This edition of Business History Review takes up a critical subject of our time: modern capitalism and the need for effective and meaningful regulation. This issue, entitled “New Perspectives in Regulatory History,” is co-organized by Laura Phillips Sawyer, Harvard Business School, and Herbert Hovenkamp, the University of Pennsylvania Law School and the Wharton School.
It continues BHR's history of engagement with the topic, one of keen interest to former editor Thomas K. McCraw. In “Regulation in America: A Review Article,” published in the journal in 1975, McCraw observed that, “With accelerating momentum over the last quarter-century, the subject of economic regulation by state and federal commissions has undergone rigorous reinterpretation” (summer issue, p. 159).

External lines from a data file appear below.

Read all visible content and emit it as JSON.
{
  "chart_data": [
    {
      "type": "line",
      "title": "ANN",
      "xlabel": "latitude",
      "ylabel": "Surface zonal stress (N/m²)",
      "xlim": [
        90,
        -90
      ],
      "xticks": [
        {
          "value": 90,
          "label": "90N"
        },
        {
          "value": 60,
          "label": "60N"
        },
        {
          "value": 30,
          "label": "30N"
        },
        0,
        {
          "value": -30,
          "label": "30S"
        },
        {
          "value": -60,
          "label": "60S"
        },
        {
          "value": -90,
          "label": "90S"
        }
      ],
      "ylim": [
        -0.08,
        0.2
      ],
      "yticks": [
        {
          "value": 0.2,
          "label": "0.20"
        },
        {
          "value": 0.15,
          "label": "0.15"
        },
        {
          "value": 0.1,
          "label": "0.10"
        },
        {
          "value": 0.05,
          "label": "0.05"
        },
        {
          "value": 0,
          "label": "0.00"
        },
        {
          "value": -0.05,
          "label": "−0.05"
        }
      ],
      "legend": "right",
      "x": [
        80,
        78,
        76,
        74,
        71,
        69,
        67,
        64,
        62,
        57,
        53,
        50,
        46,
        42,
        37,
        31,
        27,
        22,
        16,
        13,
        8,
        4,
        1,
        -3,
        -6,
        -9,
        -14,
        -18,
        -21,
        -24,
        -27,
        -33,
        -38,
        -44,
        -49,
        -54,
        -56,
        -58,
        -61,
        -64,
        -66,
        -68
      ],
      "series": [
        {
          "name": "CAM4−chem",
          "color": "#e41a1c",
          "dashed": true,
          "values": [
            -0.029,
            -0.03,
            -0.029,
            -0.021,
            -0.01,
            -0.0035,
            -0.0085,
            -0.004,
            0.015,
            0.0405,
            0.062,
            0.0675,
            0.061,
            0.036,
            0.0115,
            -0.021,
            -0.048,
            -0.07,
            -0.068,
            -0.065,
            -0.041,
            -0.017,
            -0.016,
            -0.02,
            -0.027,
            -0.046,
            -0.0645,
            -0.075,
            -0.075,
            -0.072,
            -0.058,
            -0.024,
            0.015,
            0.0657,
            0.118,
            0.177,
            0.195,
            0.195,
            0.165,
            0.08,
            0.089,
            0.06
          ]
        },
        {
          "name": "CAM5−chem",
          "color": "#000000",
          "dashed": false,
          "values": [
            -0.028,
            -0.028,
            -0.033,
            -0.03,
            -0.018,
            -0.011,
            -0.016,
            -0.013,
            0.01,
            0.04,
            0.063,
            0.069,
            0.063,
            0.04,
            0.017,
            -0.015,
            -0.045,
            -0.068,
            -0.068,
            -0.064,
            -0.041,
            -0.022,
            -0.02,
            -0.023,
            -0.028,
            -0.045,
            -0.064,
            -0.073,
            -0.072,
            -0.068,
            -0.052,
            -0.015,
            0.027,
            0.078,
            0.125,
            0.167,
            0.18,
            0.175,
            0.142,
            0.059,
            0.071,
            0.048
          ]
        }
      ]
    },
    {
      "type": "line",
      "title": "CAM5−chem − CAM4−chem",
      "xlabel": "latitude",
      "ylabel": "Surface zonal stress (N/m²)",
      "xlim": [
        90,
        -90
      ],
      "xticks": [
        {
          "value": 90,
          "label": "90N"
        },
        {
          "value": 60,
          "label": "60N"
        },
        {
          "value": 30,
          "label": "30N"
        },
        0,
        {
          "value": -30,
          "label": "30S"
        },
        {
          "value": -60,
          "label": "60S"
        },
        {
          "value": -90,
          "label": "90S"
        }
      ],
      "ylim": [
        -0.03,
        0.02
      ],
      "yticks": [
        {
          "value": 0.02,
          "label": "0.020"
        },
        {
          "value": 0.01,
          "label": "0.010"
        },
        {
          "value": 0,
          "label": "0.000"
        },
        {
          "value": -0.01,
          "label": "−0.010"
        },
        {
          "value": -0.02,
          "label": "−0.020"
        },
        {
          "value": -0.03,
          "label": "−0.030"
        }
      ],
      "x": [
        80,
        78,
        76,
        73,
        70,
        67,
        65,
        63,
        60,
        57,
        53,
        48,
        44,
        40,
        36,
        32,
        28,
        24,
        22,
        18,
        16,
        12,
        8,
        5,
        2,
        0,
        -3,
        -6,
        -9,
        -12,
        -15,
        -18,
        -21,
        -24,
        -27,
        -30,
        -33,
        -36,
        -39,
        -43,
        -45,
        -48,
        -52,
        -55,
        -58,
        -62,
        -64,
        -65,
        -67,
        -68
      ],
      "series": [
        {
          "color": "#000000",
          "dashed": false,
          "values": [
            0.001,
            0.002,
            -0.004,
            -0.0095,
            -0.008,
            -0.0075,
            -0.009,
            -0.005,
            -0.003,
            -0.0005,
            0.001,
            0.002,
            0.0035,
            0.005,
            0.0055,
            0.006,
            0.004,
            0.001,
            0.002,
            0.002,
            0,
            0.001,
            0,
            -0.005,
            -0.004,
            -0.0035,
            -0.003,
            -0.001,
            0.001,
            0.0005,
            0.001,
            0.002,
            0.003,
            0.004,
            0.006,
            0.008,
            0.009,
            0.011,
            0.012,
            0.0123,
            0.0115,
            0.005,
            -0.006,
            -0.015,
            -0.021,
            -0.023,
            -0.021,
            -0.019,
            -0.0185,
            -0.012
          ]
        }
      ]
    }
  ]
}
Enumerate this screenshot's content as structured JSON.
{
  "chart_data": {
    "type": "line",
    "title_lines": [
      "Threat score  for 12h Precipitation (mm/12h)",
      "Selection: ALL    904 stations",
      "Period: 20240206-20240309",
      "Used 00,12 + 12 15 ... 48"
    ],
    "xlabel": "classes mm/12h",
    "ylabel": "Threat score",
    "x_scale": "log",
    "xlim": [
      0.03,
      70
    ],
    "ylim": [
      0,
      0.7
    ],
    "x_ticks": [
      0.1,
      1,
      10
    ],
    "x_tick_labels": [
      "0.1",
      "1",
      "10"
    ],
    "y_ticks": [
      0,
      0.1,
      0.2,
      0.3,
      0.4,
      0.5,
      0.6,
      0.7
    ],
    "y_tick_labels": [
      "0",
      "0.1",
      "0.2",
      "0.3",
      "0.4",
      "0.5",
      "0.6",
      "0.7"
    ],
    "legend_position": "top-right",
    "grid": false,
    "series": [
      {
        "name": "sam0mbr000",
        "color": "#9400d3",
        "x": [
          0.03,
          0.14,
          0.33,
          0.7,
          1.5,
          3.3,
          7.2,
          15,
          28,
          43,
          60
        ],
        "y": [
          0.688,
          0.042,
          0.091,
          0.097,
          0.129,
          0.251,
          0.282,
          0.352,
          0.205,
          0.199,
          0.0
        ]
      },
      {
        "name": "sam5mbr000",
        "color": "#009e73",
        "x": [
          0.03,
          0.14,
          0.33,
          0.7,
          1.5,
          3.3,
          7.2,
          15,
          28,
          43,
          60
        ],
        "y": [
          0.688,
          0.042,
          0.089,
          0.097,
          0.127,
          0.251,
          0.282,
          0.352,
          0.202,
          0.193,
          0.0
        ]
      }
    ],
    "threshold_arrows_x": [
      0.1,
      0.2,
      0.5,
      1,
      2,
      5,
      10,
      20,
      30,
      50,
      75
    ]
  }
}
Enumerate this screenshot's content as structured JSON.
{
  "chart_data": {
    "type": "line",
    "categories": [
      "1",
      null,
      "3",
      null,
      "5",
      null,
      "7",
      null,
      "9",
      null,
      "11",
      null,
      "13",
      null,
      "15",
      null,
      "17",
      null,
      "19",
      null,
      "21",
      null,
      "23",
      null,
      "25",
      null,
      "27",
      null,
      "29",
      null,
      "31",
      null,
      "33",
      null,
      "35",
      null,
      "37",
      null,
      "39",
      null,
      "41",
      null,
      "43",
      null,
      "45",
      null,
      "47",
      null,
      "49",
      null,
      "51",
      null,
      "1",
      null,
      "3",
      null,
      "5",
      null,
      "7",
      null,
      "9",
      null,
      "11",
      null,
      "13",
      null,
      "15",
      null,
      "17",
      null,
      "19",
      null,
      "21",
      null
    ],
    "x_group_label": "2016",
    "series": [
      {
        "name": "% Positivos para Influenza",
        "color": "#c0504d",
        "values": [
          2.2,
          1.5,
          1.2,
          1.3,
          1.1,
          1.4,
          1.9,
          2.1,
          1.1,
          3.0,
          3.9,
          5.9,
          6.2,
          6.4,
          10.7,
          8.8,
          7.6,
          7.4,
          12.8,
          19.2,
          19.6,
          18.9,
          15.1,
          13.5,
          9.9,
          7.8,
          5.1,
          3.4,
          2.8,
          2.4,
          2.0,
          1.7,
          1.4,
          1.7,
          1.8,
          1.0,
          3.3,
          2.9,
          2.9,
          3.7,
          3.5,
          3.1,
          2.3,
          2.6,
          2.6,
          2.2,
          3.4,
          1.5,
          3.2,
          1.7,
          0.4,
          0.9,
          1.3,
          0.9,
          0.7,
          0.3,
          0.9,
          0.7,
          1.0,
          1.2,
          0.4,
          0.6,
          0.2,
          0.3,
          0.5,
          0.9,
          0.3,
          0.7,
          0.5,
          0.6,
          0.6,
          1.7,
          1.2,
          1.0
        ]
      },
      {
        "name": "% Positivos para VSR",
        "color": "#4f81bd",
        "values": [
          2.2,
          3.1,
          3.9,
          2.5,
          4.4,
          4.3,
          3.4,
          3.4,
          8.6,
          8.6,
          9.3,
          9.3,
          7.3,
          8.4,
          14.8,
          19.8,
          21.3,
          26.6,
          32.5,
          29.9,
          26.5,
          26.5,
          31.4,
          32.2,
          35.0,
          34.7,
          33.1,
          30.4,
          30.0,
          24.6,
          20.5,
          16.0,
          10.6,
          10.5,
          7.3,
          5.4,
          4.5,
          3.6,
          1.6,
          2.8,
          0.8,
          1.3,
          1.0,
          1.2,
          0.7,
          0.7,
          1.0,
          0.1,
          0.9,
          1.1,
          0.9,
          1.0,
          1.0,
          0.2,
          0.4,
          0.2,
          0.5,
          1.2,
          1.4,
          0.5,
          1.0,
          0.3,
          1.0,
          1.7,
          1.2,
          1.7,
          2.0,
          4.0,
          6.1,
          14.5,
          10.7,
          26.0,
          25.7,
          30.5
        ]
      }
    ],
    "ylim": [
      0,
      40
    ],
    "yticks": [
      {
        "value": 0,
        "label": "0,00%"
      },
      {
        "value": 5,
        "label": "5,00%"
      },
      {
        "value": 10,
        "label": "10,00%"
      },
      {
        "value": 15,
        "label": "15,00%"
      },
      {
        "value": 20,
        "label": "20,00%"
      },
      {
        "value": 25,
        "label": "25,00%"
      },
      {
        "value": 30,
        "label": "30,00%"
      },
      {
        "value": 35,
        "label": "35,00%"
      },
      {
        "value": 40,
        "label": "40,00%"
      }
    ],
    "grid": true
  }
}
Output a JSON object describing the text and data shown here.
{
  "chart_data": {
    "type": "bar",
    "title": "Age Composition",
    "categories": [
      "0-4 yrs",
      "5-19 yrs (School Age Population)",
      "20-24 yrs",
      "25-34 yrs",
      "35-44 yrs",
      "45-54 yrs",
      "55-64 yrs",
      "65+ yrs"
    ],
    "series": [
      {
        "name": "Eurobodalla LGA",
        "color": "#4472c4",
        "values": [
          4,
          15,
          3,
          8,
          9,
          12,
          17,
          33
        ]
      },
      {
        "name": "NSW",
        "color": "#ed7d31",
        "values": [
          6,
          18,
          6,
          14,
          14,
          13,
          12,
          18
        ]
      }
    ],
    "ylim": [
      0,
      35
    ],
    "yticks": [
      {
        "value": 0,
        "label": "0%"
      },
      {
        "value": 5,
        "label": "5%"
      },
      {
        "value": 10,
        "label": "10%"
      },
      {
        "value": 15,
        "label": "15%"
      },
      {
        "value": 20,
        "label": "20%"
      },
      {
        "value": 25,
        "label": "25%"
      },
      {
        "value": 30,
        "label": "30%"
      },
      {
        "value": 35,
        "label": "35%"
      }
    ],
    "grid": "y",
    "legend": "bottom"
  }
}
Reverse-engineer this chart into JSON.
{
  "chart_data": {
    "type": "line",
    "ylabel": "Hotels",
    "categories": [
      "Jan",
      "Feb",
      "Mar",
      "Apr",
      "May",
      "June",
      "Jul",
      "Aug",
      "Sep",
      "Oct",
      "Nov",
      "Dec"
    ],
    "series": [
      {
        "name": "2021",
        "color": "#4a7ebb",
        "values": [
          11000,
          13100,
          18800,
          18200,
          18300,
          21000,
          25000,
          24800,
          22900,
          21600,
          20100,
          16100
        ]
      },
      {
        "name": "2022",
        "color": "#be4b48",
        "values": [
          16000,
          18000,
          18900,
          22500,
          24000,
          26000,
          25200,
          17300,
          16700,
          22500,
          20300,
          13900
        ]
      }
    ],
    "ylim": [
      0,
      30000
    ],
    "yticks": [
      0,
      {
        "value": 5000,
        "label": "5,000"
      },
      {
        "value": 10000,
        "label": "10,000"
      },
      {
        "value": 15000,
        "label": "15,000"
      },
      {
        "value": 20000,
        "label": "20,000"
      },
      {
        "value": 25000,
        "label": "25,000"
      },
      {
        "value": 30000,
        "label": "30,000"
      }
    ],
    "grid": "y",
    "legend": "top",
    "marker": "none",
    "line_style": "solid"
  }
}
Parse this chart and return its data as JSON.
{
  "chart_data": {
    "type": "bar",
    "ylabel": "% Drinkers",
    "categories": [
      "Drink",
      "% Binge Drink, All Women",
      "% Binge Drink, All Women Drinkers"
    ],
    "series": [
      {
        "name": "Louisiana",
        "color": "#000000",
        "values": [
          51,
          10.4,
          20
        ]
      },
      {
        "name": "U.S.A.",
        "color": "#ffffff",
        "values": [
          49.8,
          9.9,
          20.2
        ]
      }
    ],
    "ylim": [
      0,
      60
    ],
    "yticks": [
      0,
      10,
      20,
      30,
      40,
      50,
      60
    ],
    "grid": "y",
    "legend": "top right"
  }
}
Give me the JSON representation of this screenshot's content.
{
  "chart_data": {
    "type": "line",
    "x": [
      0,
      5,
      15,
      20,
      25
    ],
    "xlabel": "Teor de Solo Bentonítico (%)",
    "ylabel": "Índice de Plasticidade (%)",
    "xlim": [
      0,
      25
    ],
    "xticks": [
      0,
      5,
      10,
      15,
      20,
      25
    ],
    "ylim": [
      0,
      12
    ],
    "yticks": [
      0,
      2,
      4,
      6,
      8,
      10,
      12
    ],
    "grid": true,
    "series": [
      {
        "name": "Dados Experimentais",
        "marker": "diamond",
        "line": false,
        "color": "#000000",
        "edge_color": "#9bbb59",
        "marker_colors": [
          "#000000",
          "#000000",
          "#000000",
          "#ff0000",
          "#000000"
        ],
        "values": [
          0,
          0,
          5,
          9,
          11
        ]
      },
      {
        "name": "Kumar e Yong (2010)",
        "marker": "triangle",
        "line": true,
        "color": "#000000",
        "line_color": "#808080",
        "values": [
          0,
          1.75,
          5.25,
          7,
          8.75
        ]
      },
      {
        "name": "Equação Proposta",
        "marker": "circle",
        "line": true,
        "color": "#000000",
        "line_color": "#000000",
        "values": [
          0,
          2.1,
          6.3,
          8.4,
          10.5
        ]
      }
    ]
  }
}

The same has been true of the past quarter century as the rise of new global business giants, rapid technological change, growing divisions in the distribution of wealth, and increasing environmental devastation have brought renewed interest in the field of regulation. This issue brings together articles and commentary from a multidisciplinary group of leading scholars, including the two guest editors, Laura Phillips Sawyer and Herbert Hovenkamp, in addition to Rebecca Allensworth, Daniel Crane, Anne Fleming, Lily Geismer, David Gerber, Lina Khan, William Novak, Susie Pak, and Reuel Schiller.